Miles is a physicist working at the Centre for Australian Weather at Climate Research (CAWCR), a joint project between the Bureau of Meteorology and the Commonwealth Scientific and Industrial Research Organisation (CSIRO), where she is investigating the use of dynamic models to predict sea level in the Western Pacific.
Miles studied Applied Mathematics and Physics at the University of Melbourne. She attributes her love of maths to primary school, where she recalls being chastised by her teacher for attempting the subtraction problems further on in the workbook before they had been taught subtraction. She says she would always lament when another class ran over and cut into the maths lesson. Her love of maths originally led her to enroll in Electrical Engineering, but she didn’t like the black box thinking that engineering encourages, preferring to understand concepts from first principles.

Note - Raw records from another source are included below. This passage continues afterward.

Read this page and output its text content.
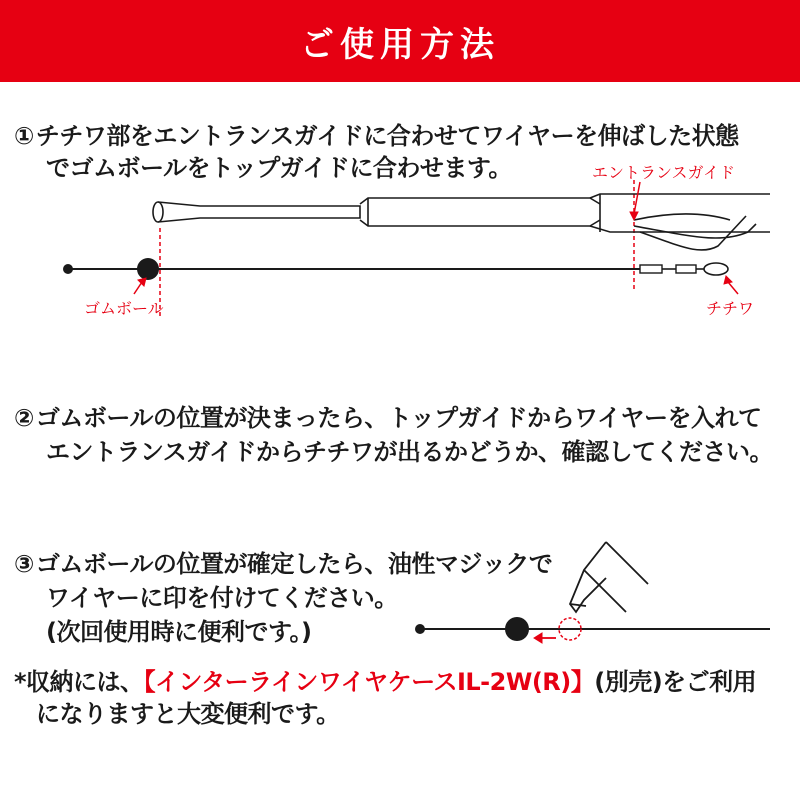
ご使用方法
①チチワ部をエントランスガイドに合わせてワイヤーを伸ばした状態
でゴムボールをトップガイドに合わせます。	エントランスガイド
ゴムボール	チチワ
②ゴムボールの位置が決まったら、トップガイドからワイヤーを入れて
エントランスガイドからチチワが出るかどうか、確認してください。
③ゴムボールの位置が確定したら、油性マジックで
ワイヤーに印を付けてください。
(次回使用時に便利です。)
*収納には、【インターラインワイヤケースIL-2W(R)】(別売)をご利用
になりますと大変便利です。
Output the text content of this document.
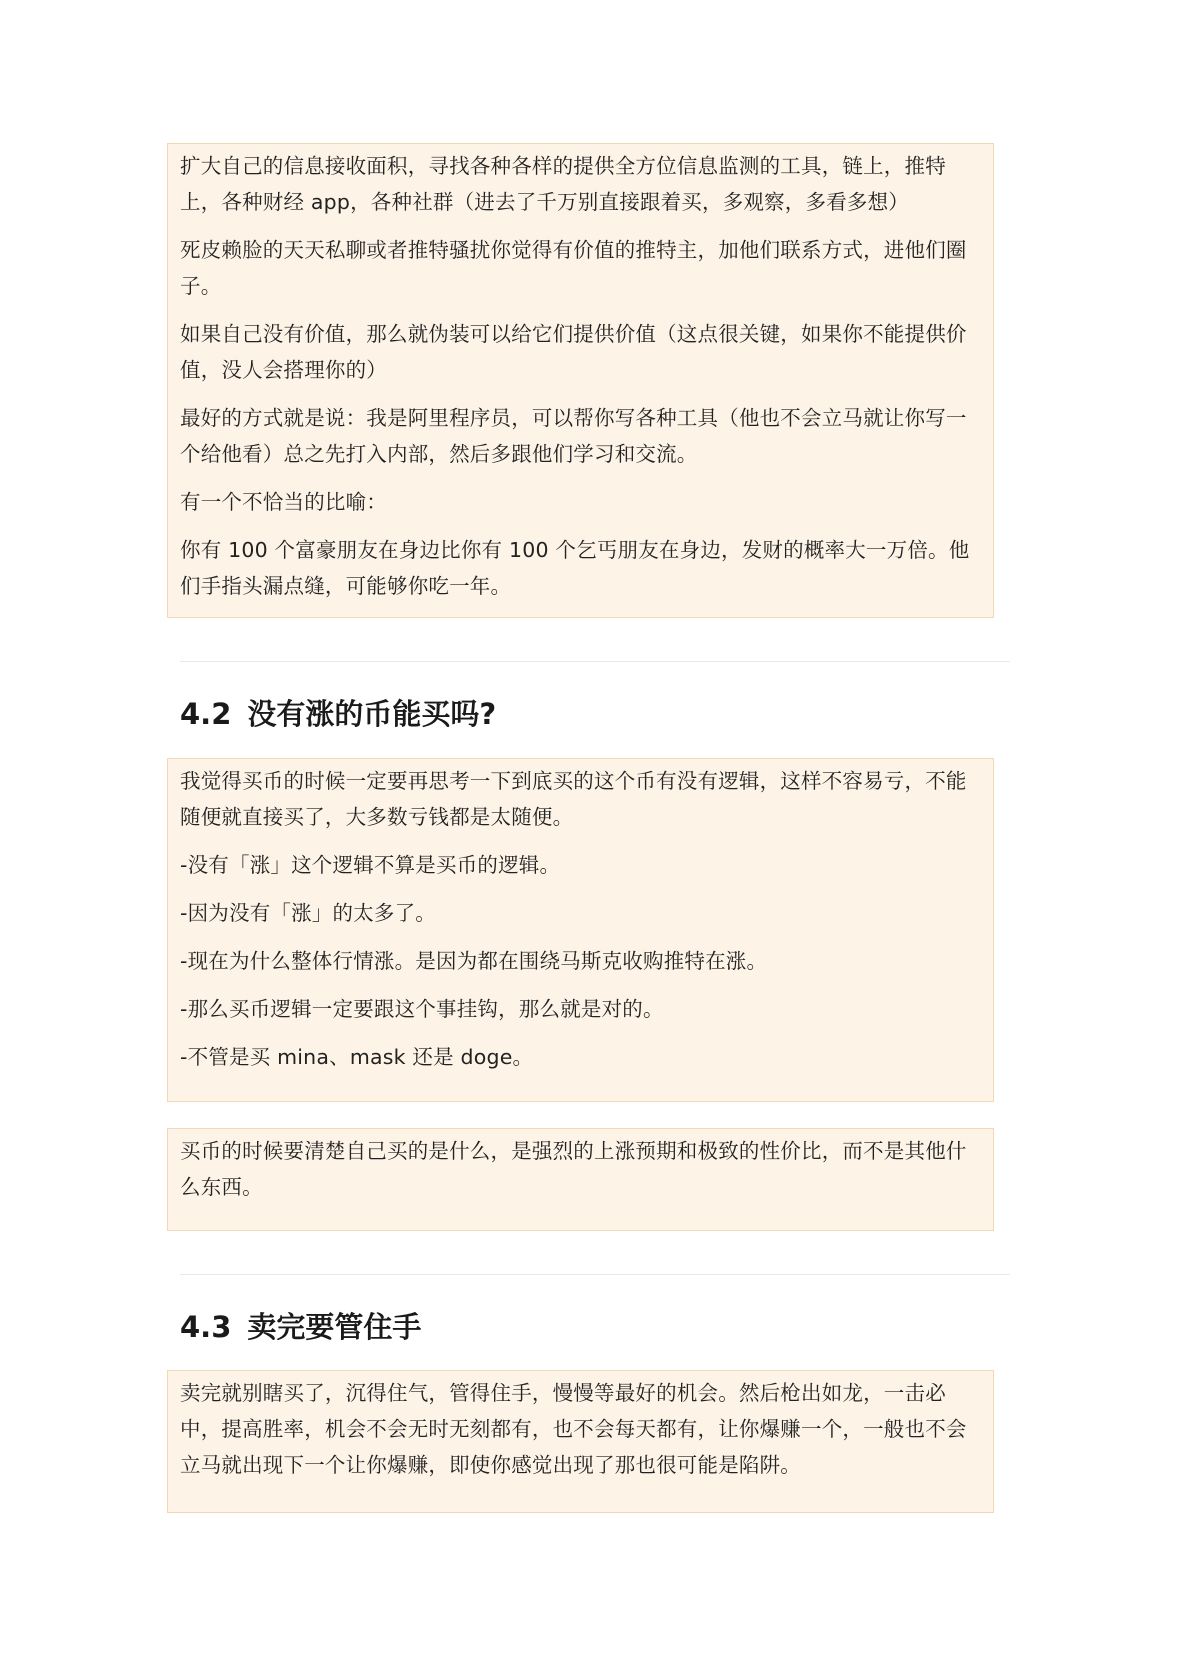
扩大自己的信息接收面积，寻找各种各样的提供全方位信息监测的工具，链上，推特上，各种财经 app，各种社群（进去了千万别直接跟着买，多观察，多看多想）

死皮赖脸的天天私聊或者推特骚扰你觉得有价值的推特主，加他们联系方式，进他们圈子。

如果自己没有价值，那么就伪装可以给它们提供价值（这点很关键，如果你不能提供价值，没人会搭理你的）

最好的方式就是说：我是阿里程序员，可以帮你写各种工具（他也不会立马就让你写一个给他看）总之先打入内部，然后多跟他们学习和交流。

有一个不恰当的比喻：

你有 100 个富豪朋友在身边比你有 100 个乞丐朋友在身边，发财的概率大一万倍。他们手指头漏点缝，可能够你吃一年。

4.2 没有涨的币能买吗?

我觉得买币的时候一定要再思考一下到底买的这个币有没有逻辑，这样不容易亏，不能随便就直接买了，大多数亏钱都是太随便。

-没有「涨」这个逻辑不算是买币的逻辑。

-因为没有「涨」的太多了。

-现在为什么整体行情涨。是因为都在围绕马斯克收购推特在涨。

-那么买币逻辑一定要跟这个事挂钩，那么就是对的。

-不管是买 mina、mask 还是 doge。

买币的时候要清楚自己买的是什么，是强烈的上涨预期和极致的性价比，而不是其他什么东西。

4.3 卖完要管住手

卖完就别瞎买了，沉得住气，管得住手，慢慢等最好的机会。然后枪出如龙，一击必中，提高胜率，机会不会无时无刻都有，也不会每天都有，让你爆赚一个，一般也不会立马就出现下一个让你爆赚，即使你感觉出现了那也很可能是陷阱。
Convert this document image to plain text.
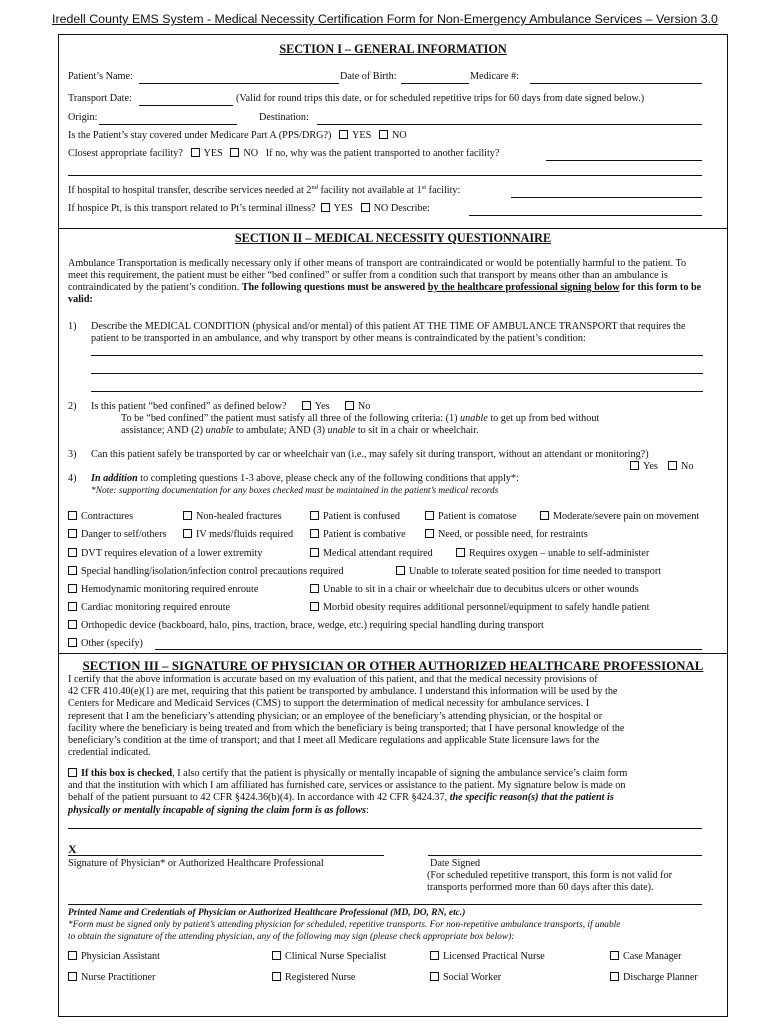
Iredell County EMS System - Medical Necessity Certification Form for Non-Emergency Ambulance Services – Version 3.0
SECTION I – GENERAL INFORMATION
Patient’s Name:	Date of Birth:	Medicare #:
Transport Date:	(Valid for round trips this date, or for scheduled repetitive trips for 60 days from date signed below.)
Origin:	Destination:
Is the Patient’s stay covered under Medicare Part A (PPS/DRG?) YES NO
Closest appropriate facility? YES NO If no, why was the patient transported to another facility?
If hospital to hospital transfer, describe services needed at 2nd facility not available at 1st facility:
If hospice Pt, is this transport related to Pt’s terminal illness? YES NO Describe:
SECTION II – MEDICAL NECESSITY QUESTIONNAIRE
Ambulance Transportation is medically necessary only if other means of transport are contraindicated or would be potentially harmful to the patient. To meet this requirement, the patient must be either “bed confined” or suffer from a condition such that transport by means other than an ambulance is contraindicated by the patient’s condition. The following questions must be answered by the healthcare professional signing below for this form to be valid:
1) Describe the MEDICAL CONDITION (physical and/or mental) of this patient AT THE TIME OF AMBULANCE TRANSPORT that requires the patient to be transported in an ambulance, and why transport by other means is contraindicated by the patient’s condition:
2) Is this patient “bed confined” as defined below?	Yes	No
To be “bed confined” the patient must satisfy all three of the following criteria: (1) unable to get up from bed without
assistance; AND (2) unable to ambulate; AND (3) unable to sit in a chair or wheelchair.
3) Can this patient safely be transported by car or wheelchair van (i.e., may safely sit during transport, without an attendant or monitoring?)
Yes No
4) In addition to completing questions 1-3 above, please check any of the following conditions that apply*:
*Note: supporting documentation for any boxes checked must be maintained in the patient’s medical records
Contractures	Non-healed fractures	Patient is confused	Patient is comatose	Moderate/severe pain on movement
Danger to self/others	IV meds/fluids required	Patient is combative	Need, or possible need, for restraints
DVT requires elevation of a lower extremity	Medical attendant required	Requires oxygen – unable to self-administer
Special handling/isolation/infection control precautions required	Unable to tolerate seated position for time needed to transport
Hemodynamic monitoring required enroute	Unable to sit in a chair or wheelchair due to decubitus ulcers or other wounds
Cardiac monitoring required enroute	Morbid obesity requires additional personnel/equipment to safely handle patient
Orthopedic device (backboard, halo, pins, traction, brace, wedge, etc.) requiring special handling during transport
Other (specify)
SECTION III – SIGNATURE OF PHYSICIAN OR OTHER AUTHORIZED HEALTHCARE PROFESSIONAL
I certify that the above information is accurate based on my evaluation of this patient, and that the medical necessity provisions of
42 CFR 410.40(e)(1) are met, requiring that this patient be transported by ambulance. I understand this information will be used by the
Centers for Medicare and Medicaid Services (CMS) to support the determination of medical necessity for ambulance services. I
represent that I am the beneficiary’s attending physician; or an employee of the beneficiary’s attending physician, or the hospital or
facility where the beneficiary is being treated and from which the beneficiary is being transported; that I have personal knowledge of the
beneficiary’s condition at the time of transport; and that I meet all Medicare regulations and applicable State licensure laws for the
credential indicated.
If this box is checked, I also certify that the patient is physically or mentally incapable of signing the ambulance service’s claim form
and that the institution with which I am affiliated has furnished care, services or assistance to the patient. My signature below is made on
behalf of the patient pursuant to 42 CFR §424.36(b)(4). In accordance with 42 CFR §424.37, the specific reason(s) that the patient is
physically or mentally incapable of signing the claim form is as follows:
X
Signature of Physician* or Authorized Healthcare Professional	Date Signed
(For scheduled repetitive transport, this form is not valid for
transports performed more than 60 days after this date).
Printed Name and Credentials of Physician or Authorized Healthcare Professional (MD, DO, RN, etc.)
*Form must be signed only by patient’s attending physician for scheduled, repetitive transports. For non-repetitive ambulance transports, if unable
to obtain the signature of the attending physician, any of the following may sign (please check appropriate box below):
Physician Assistant	Clinical Nurse Specialist	Licensed Practical Nurse	Case Manager
Nurse Practitioner	Registered Nurse	Social Worker	Discharge Planner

Completing a Bachelor in Applied Mathematics, she went on to do Honours in Physics, working on a project in art conservation, which it turns out is an extremely technical field. She built a laser interferometer using off-the-shelf parts (laser, CCD camera and a laptop) to monitor canvas artworks and detect the problems caused to art by changes in microclimate.
After teaching English in Japan for a year, Miles returned to Melbourne where she began her PhD (Miles is not related to Dr Elaine Miles the glass artist). Miles says she wanted to be learning or developing new things (plus she had unfinished business in art conservation) and so a PhD was the logical progression. Her PhD focused on two areas: the science of paint drying (literally watching paint dry she says) and subsurfacing imaging. She had a focus on south-east Asia, where Western art production techniques are prevalent but unsuitable because of the different climate.
Miles spent 3 months working with galleries in the Philippines where she used her own laser speckle interferometers to study artwork hanging in the gallery, in-situ. As far as she’s aware, studying art in-situ had never been done before. This work allows conservators to determine best practice and a course of action for storing and restoring works of art.
With her PhD close to being submitted, Miles began work at CAWCR where she first worked on data assimilation of weather balloon observations into weather forecasting models. She then moved on to verifying rainfall prediction models and getting weather radar data assimilated into the model.
For the last 10 months she has worked with the Pacific-Australia Climate Change Science and Adaptation Planning Program (PACCSAPP), where she investigates applying POAMA (Predictive Ocean Atmosphere Model for Australia), a dynamic, coupled ocean-atmospheric, multi-model ensemble global seasonal prediction model, to forecast global sea level anomalies 1-9 months in the future, specifically validating predictions with observations in the Western Pacific. This is the first time dynamic models have been used to predict medium-term sea level, and forms an extremely important part of helping the Pacific adapt to the immediate effects of climate change.
As for the future, Miles looks forward to getting her PhD submitted, but would like to continue working with sea level modelling. She hopes to start leading projects in Australia and around the world.